Había algunos platos ligeros: la ensalada César Mauricio, por ejemplo, pero sólo la servían en el sótano del restaurante, con un descuento especial para paramilitares; también ofrecían unos palmitos arios, importados directamente desde Carimagua y rociados con un poco de glifosato, por la compra de los cuales uno podía reclamar un desplazado.

Un amigo prefería el Pulpo a la Gallego, ideal para no romper La Línea. Tenía los tentáculos largos y el mesero advertía que era el plato más demorado de la casa.

Las carnes no sonaban mal: había un steak a la Rito Alejo, finamente picado y servido con un guiso de bedoyas largas. Y también un Lomo a la Restrepo: un lomito tan tierno que se partía con nada.

De la cocina salía todo tipo de pedidos: pato a la Naranjo, pachito de res (ideal para los niños), sobrebarriga a la Turbay (en tamaño grande y en tamaño junior), pechugas a la Conchi.

Como los platos se demoraban más que Uribe en el poder, decidía quejarme ante el administrador, pero en instantes unos policías antimotines rodeaban nuestra mesa porque en la fonda estaba prohibido protestar.

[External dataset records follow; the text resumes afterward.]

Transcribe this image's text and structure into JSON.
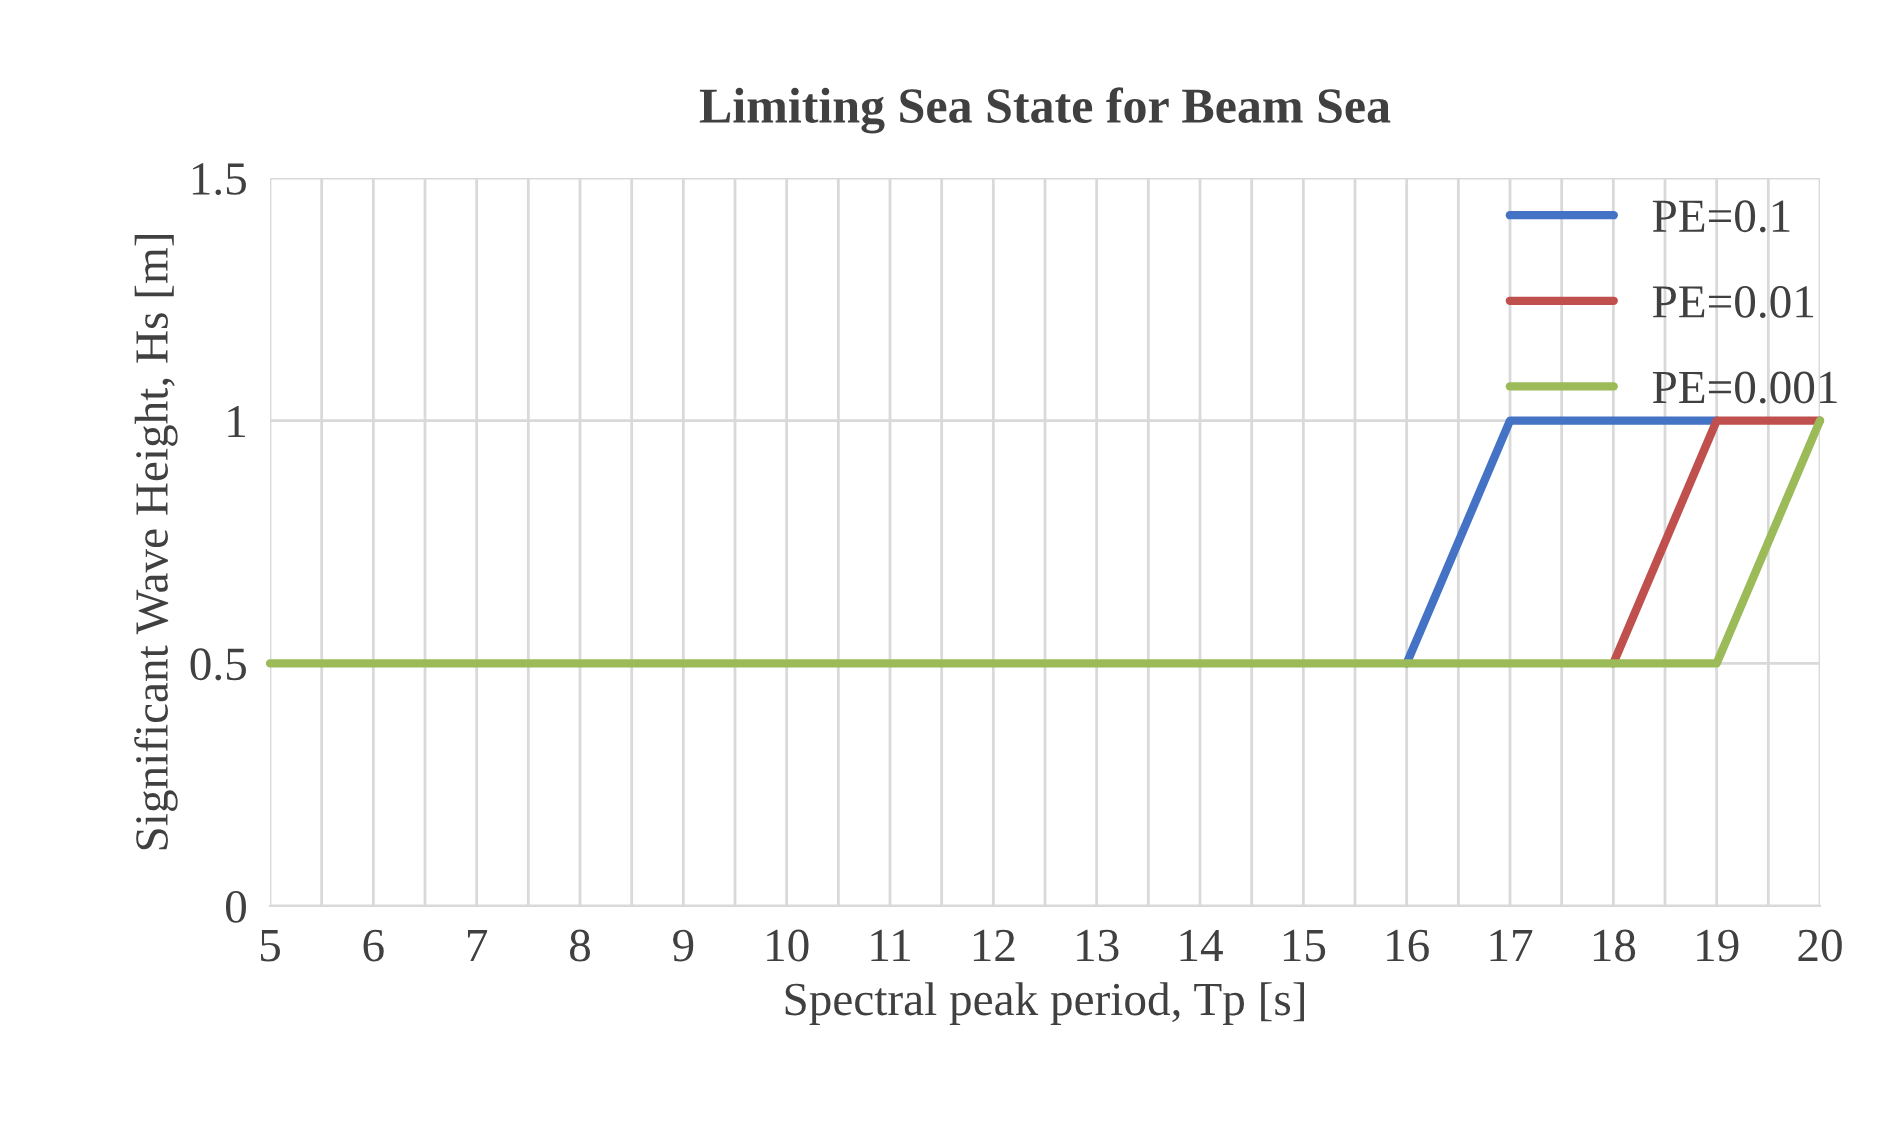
{
  "chart_data": {
    "type": "line",
    "title": "Limiting Sea State for Beam Sea",
    "xlabel": "Spectral peak period, Tp [s]",
    "ylabel": "Significant Wave Height, Hs [m]",
    "x": [
      5,
      6,
      7,
      8,
      9,
      10,
      11,
      12,
      13,
      14,
      15,
      16,
      17,
      18,
      19,
      20
    ],
    "series": [
      {
        "name": "PE=0.1",
        "color": "#4472c4",
        "values": [
          null,
          null,
          null,
          null,
          null,
          null,
          null,
          null,
          null,
          null,
          null,
          0.5,
          1,
          1,
          1,
          null
        ]
      },
      {
        "name": "PE=0.01",
        "color": "#c0504d",
        "values": [
          null,
          null,
          null,
          null,
          null,
          null,
          null,
          null,
          null,
          null,
          null,
          null,
          null,
          0.5,
          1,
          1
        ]
      },
      {
        "name": "PE=0.001",
        "color": "#9bbb59",
        "values": [
          0.5,
          0.5,
          0.5,
          0.5,
          0.5,
          0.5,
          0.5,
          0.5,
          0.5,
          0.5,
          0.5,
          0.5,
          0.5,
          0.5,
          0.5,
          1
        ]
      }
    ],
    "xlim": [
      5,
      20
    ],
    "xticks": [
      5,
      {
        "value": 5.5,
        "label": null
      },
      6,
      {
        "value": 6.5,
        "label": null
      },
      7,
      {
        "value": 7.5,
        "label": null
      },
      8,
      {
        "value": 8.5,
        "label": null
      },
      9,
      {
        "value": 9.5,
        "label": null
      },
      10,
      {
        "value": 10.5,
        "label": null
      },
      11,
      {
        "value": 11.5,
        "label": null
      },
      12,
      {
        "value": 12.5,
        "label": null
      },
      13,
      {
        "value": 13.5,
        "label": null
      },
      14,
      {
        "value": 14.5,
        "label": null
      },
      15,
      {
        "value": 15.5,
        "label": null
      },
      16,
      {
        "value": 16.5,
        "label": null
      },
      17,
      {
        "value": 17.5,
        "label": null
      },
      18,
      {
        "value": 18.5,
        "label": null
      },
      19,
      {
        "value": 19.5,
        "label": null
      },
      20
    ],
    "ylim": [
      0,
      1.5
    ],
    "yticks": [
      0,
      0.5,
      1,
      1.5
    ],
    "grid": true,
    "legend": "top right",
    "marker": "none",
    "line_style": "solid"
  }
}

Cuando el pedido había llegado nos obligaban a rezar. Mi bandeja no me gustaba y quería cambiarla, pero no me dejaban: me decían que estaba prohibido por los estatutos. Les decía que era cosa de quitar un articulito y servirme, mejor, una paella a la valenciana: un plato de mal aspecto pero cuya receta era una vieja tradición familiar. El secreto es que la servían con unos chicharrones grandes.

Se les había acabado. A cambio quedaba todavía sancocho de Ñame Terán; huevos de Iguarán y jamón a la Palacio, curado por el ministro de protección: es decir, enfermo. Pero para ordenarlo uno debía diligenciar la planilla correspondiente ante el chef y hacer una fila eterna en la cocina.

Optaba por unos espaguetis al burro y los pedía varias veces, pero el mesero, que se lo tomaba todo literalmente, se los servía siempre a Andrés Pastrana.

Rendido, ordenaba la mamona a la francesa o ternera a la Íngrid: una fusión de comida criolla con sazón parisiense que preparaban en todas partes y a todas horas. No estaba mal, pero era un poco hostigante.

Los platos nos causaban indigestión a todos. Y eso que no habíamos pedido el róbalo al Congreso, que era terrible; o la torta presupuestal, servida en persona por el chef Óscar Iván Zuluaga, que repartía tajadas a quien el dueño ordenara.

Los postres no eran muy buenos: en vez de brazo de reina había mano de Ríos; en lugar de cabellos de ángel había pelo de santos; el queso azul era muy grande y ocupaba muchos puestos; el beso de negra estaba prohibido por Piedad.

Para quitarme el mal sabor pedí el café de la casa, el café Sardi: un café añejo, descafeinado y servido con gotas de valeriana, que lejos de quitar la modorra la proporcionaba.

Pedíamos la cuenta pero pagar era un problema porque sólo se aceptaban tarjetas del Grupo Aval.

A la salida llegaban unos indígenas y el dueño se negaba a atenderlos. Justo cuando los meseros también espantaban a unos desplazados que pedían los sobrados, me desperté sudando y sin apetito.